The current deck is only 5.5' wide. The pilings are spaced 9 feet apart with one piling on each side of the deck every 9 feet to support it. I only want to extend the deck 30".

Instead of tearing the whole deck off and redoing the supports to cantilever it which can only be 24", I thought I could use 2x10s for a knee brace on each side of the piling and run 14" galvanized bolts through it. Then I would run a 2×10 parallel to the house on top of the knee brace on the outside and use lag screws to attach it to the knee brace. Then use 2x8x30" long with galvanized joist hangers to attach to the existing double 2×10 which is resting in a slotted space on the piling and bolted to it And the 2×10 bolted on top the knee brace.

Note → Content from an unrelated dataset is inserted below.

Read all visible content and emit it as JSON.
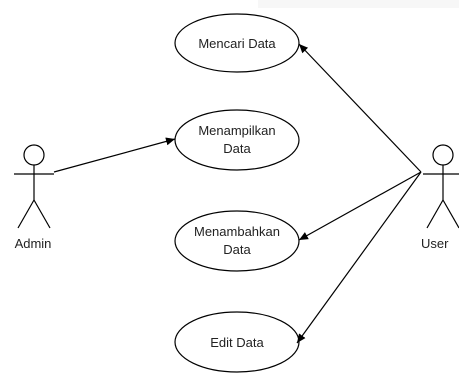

____________________________
        | <-- hanger      |/|
    old | new             |/|
  joist | joist           |/|
________|_________________|/|
|   |/|/|             /     /          
|   |/|/|            /     /                
|   |/|/| <-- beam  /     / <-- knee brace      
|   |/|/|          /     /                 
|   |_|_|         /     /
|       |
|       | <-- piling
|       |
|       |

Do you think this would work or do you have any other ideas?


To answer some of your questions. The pilings are pressure treated wood telephone poles. They are 9" round. I have attached a side view of the knee brace I'm considering using,

enter image description here

Best Answer

That seems reasonable, but your local inspection office is the ultimate authority. You should sketch it up and meet with an inspector.

I'd be a bit concerned about drilling completely through the pilings, though (which I assume are concrete). That's a lot of rough treatment for a relatively thin structure. Instead, I'd use expanding anchors and lag screws.

You'd also have to connect the top of the knee brace to either the pilings or the existing joists to keep it from rotating outward.